Beyond these cases involving companies that had experienced coronavirus outbreaks in their facilities, there have also been a number of COVID-19-related securities suits filed against companies that allegedly had claimed that they would be able to profit from the pandemic. The lawsuit against Sorrento Therapeutics falls into this category; Judge Battaglia granted the defendants’ motion to dismiss in the Sorrento case. However, as discussed here, the coronavirus-related securities suit filed against Inovio survived the motion to dismiss.


As the Inovio decision shows, the plaintiffs have not been entirely shut out in the coronavirus securities lawsuit so far. However, even with that exception, the track record for the plaintiffs in these cases has not been great. As Judge Battaglia’s opinion in the Sorrento case shows, the judges in these cases have seemed skeptical of the lawsuits.

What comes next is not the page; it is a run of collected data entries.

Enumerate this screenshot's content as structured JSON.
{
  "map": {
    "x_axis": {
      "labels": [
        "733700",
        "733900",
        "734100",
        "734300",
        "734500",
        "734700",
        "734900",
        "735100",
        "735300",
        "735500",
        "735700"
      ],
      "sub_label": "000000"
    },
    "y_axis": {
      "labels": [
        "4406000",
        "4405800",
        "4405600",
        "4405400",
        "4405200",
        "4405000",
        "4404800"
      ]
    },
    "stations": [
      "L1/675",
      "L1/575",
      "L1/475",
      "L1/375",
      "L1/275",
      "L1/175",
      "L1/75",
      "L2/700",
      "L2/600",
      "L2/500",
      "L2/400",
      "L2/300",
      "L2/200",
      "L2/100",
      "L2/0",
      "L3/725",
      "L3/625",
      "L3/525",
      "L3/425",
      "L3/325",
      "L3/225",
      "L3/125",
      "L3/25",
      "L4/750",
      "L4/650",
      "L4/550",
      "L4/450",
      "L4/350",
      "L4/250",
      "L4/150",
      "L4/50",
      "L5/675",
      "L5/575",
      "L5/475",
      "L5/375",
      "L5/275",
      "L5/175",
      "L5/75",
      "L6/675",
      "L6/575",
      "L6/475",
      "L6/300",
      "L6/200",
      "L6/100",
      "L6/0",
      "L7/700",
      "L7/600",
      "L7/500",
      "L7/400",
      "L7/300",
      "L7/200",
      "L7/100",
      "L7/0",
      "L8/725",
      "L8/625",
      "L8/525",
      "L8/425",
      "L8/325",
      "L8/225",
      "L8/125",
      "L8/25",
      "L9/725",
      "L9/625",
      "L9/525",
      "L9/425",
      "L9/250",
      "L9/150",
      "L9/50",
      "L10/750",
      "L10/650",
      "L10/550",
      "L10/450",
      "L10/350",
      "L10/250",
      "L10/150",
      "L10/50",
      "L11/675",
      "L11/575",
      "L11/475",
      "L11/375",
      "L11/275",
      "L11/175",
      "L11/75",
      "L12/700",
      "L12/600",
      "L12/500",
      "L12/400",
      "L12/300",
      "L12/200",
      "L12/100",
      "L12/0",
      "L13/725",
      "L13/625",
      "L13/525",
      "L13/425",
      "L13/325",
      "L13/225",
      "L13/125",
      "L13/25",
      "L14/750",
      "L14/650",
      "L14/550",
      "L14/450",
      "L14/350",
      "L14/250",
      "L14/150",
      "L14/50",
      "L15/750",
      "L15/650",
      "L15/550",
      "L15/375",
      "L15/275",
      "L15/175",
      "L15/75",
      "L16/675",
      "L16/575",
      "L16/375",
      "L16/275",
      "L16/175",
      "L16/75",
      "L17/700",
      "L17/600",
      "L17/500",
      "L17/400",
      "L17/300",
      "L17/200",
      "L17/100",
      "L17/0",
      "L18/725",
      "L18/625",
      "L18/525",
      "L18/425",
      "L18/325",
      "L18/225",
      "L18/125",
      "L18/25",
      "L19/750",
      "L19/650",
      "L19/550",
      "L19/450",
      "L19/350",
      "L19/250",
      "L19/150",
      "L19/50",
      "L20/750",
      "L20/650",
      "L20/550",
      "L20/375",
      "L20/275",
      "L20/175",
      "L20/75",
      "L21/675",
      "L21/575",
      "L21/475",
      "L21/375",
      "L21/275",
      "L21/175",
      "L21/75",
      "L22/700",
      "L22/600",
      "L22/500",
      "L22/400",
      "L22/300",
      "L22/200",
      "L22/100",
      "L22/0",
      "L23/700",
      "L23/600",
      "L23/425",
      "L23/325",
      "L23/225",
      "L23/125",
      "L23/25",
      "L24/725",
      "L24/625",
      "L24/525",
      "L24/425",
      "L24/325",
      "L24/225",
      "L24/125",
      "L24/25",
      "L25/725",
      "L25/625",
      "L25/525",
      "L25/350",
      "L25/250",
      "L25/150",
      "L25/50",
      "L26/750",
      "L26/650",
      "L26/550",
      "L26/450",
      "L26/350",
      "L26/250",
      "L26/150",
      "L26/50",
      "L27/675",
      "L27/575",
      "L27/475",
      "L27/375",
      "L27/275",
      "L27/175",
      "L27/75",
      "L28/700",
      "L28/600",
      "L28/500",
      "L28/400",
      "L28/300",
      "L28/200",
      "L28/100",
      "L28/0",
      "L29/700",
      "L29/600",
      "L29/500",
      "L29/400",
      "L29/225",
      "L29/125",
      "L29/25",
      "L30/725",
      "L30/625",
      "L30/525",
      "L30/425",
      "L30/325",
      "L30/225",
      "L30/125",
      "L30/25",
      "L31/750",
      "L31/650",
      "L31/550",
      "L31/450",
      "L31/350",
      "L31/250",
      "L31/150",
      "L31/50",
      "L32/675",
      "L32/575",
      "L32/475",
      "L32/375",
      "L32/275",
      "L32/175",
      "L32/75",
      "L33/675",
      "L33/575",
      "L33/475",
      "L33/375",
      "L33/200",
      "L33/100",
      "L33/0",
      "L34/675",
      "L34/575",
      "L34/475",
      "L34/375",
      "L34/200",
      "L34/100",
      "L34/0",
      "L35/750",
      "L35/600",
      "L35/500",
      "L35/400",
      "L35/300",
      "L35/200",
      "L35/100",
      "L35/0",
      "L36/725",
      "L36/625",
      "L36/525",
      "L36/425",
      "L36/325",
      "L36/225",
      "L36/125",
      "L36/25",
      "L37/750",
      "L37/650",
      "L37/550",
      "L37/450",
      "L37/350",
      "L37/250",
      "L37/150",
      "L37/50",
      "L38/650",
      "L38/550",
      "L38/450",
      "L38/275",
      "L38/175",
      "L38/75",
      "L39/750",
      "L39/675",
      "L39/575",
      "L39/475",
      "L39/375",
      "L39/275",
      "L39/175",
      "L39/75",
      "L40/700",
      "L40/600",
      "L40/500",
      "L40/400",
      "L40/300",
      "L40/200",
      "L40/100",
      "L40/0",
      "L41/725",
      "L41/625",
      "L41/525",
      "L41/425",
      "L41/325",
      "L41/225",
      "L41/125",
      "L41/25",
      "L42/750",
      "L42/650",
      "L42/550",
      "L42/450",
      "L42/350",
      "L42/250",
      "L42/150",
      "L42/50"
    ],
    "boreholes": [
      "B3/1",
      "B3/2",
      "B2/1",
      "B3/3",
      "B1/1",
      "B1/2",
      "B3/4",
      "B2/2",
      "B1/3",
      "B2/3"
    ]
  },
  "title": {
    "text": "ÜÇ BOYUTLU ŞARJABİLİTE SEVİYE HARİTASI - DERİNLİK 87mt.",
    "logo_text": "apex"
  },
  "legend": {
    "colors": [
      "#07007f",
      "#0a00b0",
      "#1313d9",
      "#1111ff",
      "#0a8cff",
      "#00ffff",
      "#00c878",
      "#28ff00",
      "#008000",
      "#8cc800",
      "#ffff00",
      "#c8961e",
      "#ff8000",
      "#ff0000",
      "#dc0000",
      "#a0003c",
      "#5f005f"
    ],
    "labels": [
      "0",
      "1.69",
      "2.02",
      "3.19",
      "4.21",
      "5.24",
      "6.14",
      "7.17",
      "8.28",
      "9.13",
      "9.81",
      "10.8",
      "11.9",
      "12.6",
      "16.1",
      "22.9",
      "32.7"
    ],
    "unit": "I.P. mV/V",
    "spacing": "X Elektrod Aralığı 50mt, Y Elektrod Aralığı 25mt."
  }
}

I will say that there is at least a part of Judge Battaglia’s opinion about which reasonable minds may differ. Judge Battaglia found that the defendants’ statement that “there is a cure. There is a solution that works 100 percent” represented only “generalized, vague and unspecific assertion of corporate optimism.” I am not sure about this characterization; a statement that there is “a cure” and that it “works 100 percent” sounds pretty specific to me, and constitutes more than mere optimism; rather, it sounds to me a lot like a declaration of a specific, tangible result or outcome.


The plaintiff in this case may or may not take Judge Battaglia up on his extension of leave to file an amended complaint; the plaintiff may prefer to go straight to the appellate court.